Basic Reading Skills
According to a UNESCO study, the world was on the right path to improving international reading skills and eliminating illiteracy. Before the pandemic started, educational experts expected it to fall from 483 million to 460 million in 2020. However, due to the ongoing global crisis, the number increased to 584 million students.
The unexpected increase demolished two decades’ worth of international effort. With almost 55 million primary students worldwide missing out on at least three-quarters of classroom instruction time, they are missing out on the crucial, most vital time to develop their reading skills. Moreover, it will take the educational field decades to go back to pre-pandemic numbers and to reduce the 20 percent rise.
“With every day that goes by, children unable to access in-person schooling fall further and further behind, with the most marginalized paying the heaviest price,” UNICEF Executive Director Henrietta Fore said. “No effort should be spared to keep schools open, or prioritize them in reopening plans.”
Unprecedented learning setbacks
The Covid-19 pandemic has disrupted the schools’ progress for almost 25 weeks. Though the entire world is burdening this educational and health crisis, students in Latin America, the Caribbean region, Central, and Southern Asia are suffering the highest learning losses and setbacks.
In the US, almost 97% of educators reported witnessing student’s learning loss during the past year when compared with previous years’ students. Furthermore, educators believe that more than 57% of these students are three months behind on their social-emotional progress.
However, even though many experts believe that it would take decades to return to pre-Covid-19 normal, the “One year into COVID” report states that the world can recover by 2024 “if exceptional efforts are made to provide remedial classes and catch-up strategies.”
Facts and data prove the negative impacts of school closures. Moreover, they also prove that schools are not prominent drivers of the pandemic in the case of serious precautions. However, despite all that, many countries preferred to keep their schools closed for more than a year.

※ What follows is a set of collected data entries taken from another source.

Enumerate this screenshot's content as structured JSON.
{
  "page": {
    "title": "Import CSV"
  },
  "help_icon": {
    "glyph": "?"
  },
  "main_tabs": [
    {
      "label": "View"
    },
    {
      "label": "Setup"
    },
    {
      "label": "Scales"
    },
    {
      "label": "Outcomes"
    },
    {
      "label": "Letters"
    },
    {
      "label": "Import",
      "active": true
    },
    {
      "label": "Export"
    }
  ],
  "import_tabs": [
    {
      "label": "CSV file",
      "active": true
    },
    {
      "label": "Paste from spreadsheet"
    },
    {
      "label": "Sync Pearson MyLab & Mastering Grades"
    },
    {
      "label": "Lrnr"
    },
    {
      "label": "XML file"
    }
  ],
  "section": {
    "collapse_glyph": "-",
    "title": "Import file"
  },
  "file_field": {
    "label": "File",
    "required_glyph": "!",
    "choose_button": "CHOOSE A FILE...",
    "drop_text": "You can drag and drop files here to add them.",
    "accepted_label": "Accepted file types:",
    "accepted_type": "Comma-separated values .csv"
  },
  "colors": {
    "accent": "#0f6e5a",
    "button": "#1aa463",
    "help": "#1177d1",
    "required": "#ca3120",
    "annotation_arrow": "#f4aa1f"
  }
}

Though schools started opening fully and partially again in 107 countries, more than 30 countries are still reinforcing the school closure policy. Thus, full school closure is still impacting more than 165 million students, while hybrid learning is affecting the learning process for billions of students.
Reducing the gap
Though the virus doesn’t discriminate, life does. The impacts of the coronavirus on the rich are nothing compared to the ones the virus left on poor and vulnerable communities. Therefore, one of the obstacles education workers face is reducing the excellence gap. Students from all different backgrounds have the same right to education. Thus, it is the governments’ responsibility to ensure that all communities receive the same education-related opportunities
“Although this disruption has led to learning innovations, it has also dashed hopes of a brighter future among vulnerable populations.,” said UN Secretary‑General António Guterres in a statement. “All of us pay the price. After all, education is the foundation for expanding opportunities, transforming economies, fighting intolerance, protecting our planet, and achieving the Sustainable Development Goals.”
Call for action
Prioritizing education is crucial to returning students on the right track and eliminating illiteracy. Schools aren’t only crucial for children’s learning, but also their health, safety, and well-being. However, despite their importance, 65 percent of governments in low-income countries decided to decrease education funding. 35 percent of governments in high-income countries also reduced their funding.

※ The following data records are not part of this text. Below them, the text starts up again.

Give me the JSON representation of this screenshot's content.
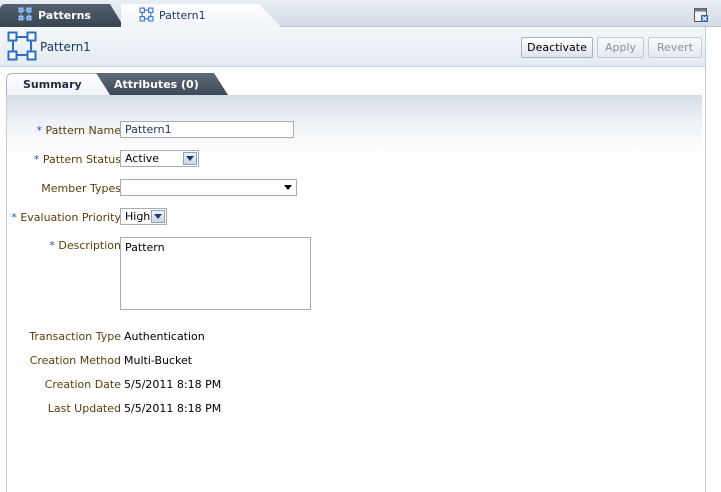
{
  "tabs": {
    "patterns_label": "Patterns",
    "pattern1_label": "Pattern1"
  },
  "header": {
    "title": "Pattern1",
    "deactivate_label": "Deactivate",
    "apply_label": "Apply",
    "revert_label": "Revert"
  },
  "subtabs": {
    "summary_label": "Summary",
    "attributes_label": "Attributes (0)"
  },
  "form": {
    "required_marker": "*",
    "pattern_name_label": "Pattern Name",
    "pattern_name_value": "Pattern1",
    "pattern_status_label": "Pattern Status",
    "pattern_status_value": "Active",
    "member_types_label": "Member Types",
    "member_types_value": "",
    "evaluation_priority_label": "Evaluation Priority",
    "evaluation_priority_value": "High",
    "description_label": "Description",
    "description_value": "Pattern",
    "transaction_type_label": "Transaction Type",
    "transaction_type_value": "Authentication",
    "creation_method_label": "Creation Method",
    "creation_method_value": "Multi-Bucket",
    "creation_date_label": "Creation Date",
    "creation_date_value": "5/5/2011 8:18 PM",
    "last_updated_label": "Last Updated",
    "last_updated_value": "5/5/2011 8:18 PM"
  },
  "colors": {
    "label_brown": "#5a3e0a",
    "required_blue": "#2b5aa8",
    "title_blue": "#1c3b63"
  },
  "icons": [
    "pattern-icon",
    "close-tab-icon",
    "dropdown-arrow-icon"
  ]
}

To tackle this potential generational catastrophe, the world must face the problem heads on. The coronavirus has impacted all of the world’s economies. However, it is not a good excuse for marginalizing the educational field. Governments must create adequate plans to finalize the school’s full reopening. They must also accelerate the accessibility of the digital tools while creating suitable initiatives that prevent students from dropping out.